One of the most prevalent inheritable orthopaedic conditions, hip dysplasia tends to be more severe in taller dogs. A femur bone that does not fit snugly in the hip socket results in a grating movement and localised inflammation and pain. Eventually, joints become arthritic and dogs can find it difficult to get around. As there are screening tests available, any Weimardoodle breeder should first confirm that the hips of the parent dogs are suitable for breeding. As the population of the Weimardoodle is currently so small, to fail to do so could be catastrophic for the breed’s future.


Most dogs develop hypothyroidism in the middle of their life and, as the signs can be subtle and insidious, owners may struggle to pick up on the fact that there is something wrong. Symptoms will include lethargy, weight gain, heat-seeking behaviour and chronic skin disease. A blood test will highlight the fact that the thyroid hormone (T4) is low.

By supplementing dogs with Thyroid hormone on a daily basis, they can soon regain a normal quality of life. Symptoms tend to improve within days, although any damaged fur may take a few months to grow back. Medication is lifelong and dogs will need to be monitored with routine veterinary exams and blood tests to ensure their medication dosage does not require changing.


An event that has the potential to be devastating, ‘bloat’ is the colloquial term for a condition otherwise known as ‘GDV’ or Gastric Dilatation Volvulus. In simple terms, the stomach fills up with fluid and gas, causing local compression.

The stomach then twists on its own axis, trapping the contents inside and dramatically worsening the situation. Dogs will attempt to relieve the pressure by pacing, panting and retching. Without immediate surgical correction, most patients will die.


Entropion is a term that refers to eyelids that fold inwards, rubbing against the surface of the eye and causing chronic inflammation and irritation. Recurrent eye infections are a common feature and, in severe cases, the eyes will ulcerate.

While mild cases may be managed with eye drops, many dogs will require corrective surgery to reposition the eyelids and allow for a more appropriate eyelid closure. After surgery, most dogs experience a dramatic improvement in their symptoms.

Exercise and Activity Levels

This athletically-built breed enjoys keeping active and will easily be able for an hour of vigorous activity each day.
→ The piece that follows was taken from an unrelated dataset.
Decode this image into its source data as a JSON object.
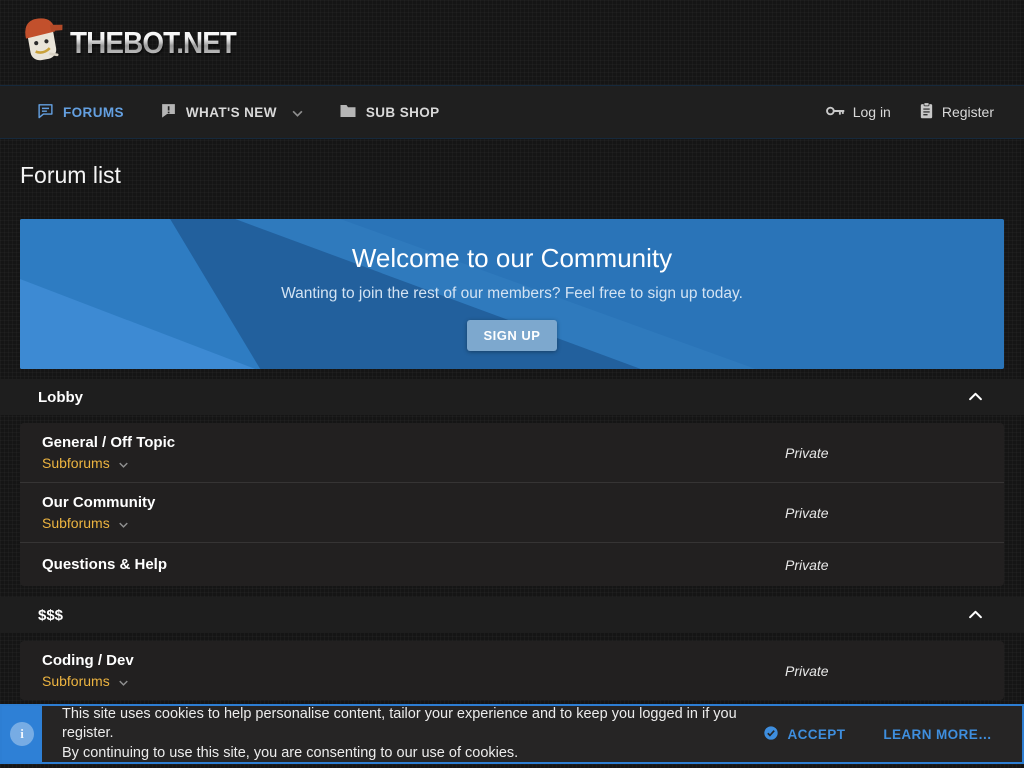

As well as lead-walking, they relish when off-lead and would benefit from a large back-yard where they can play with the children.

On top of physical activity, it is essential that the mental needs of the Weimardoodle are met and that they are encouraged to solve puzzles, complete agility courses and work on their obedience training. Keeping their mind stimulated ensures a well-adjusted and contented dog and prevents the development of unwanted behaviours, including separation anxiety.


Though many Weimardoodles will inherit the hypoallergenic coat of the Poodle that hardly shed at all, not all of them will be hypoallergenic and it is difficult to predict which puppies will exhibit this trait. Regardless, their dense and curly coat should be brushed at least twice a week to prevent matting and to spread their natural oils.

It is vital that the pendulous ears of the Weimardoodle be cleaned out at least weekly. If fur grows in the canal, routine plucking may be required, particularly if the dog is prone to chronic and recurrent infections.

While Weimaraners tend to enjoy good dental health, Poodles are renowned for developing periodontal disease as they age. It is likely that the Weimardoodle falls somewhere in the middle and would benefit from daily teeth cleaning.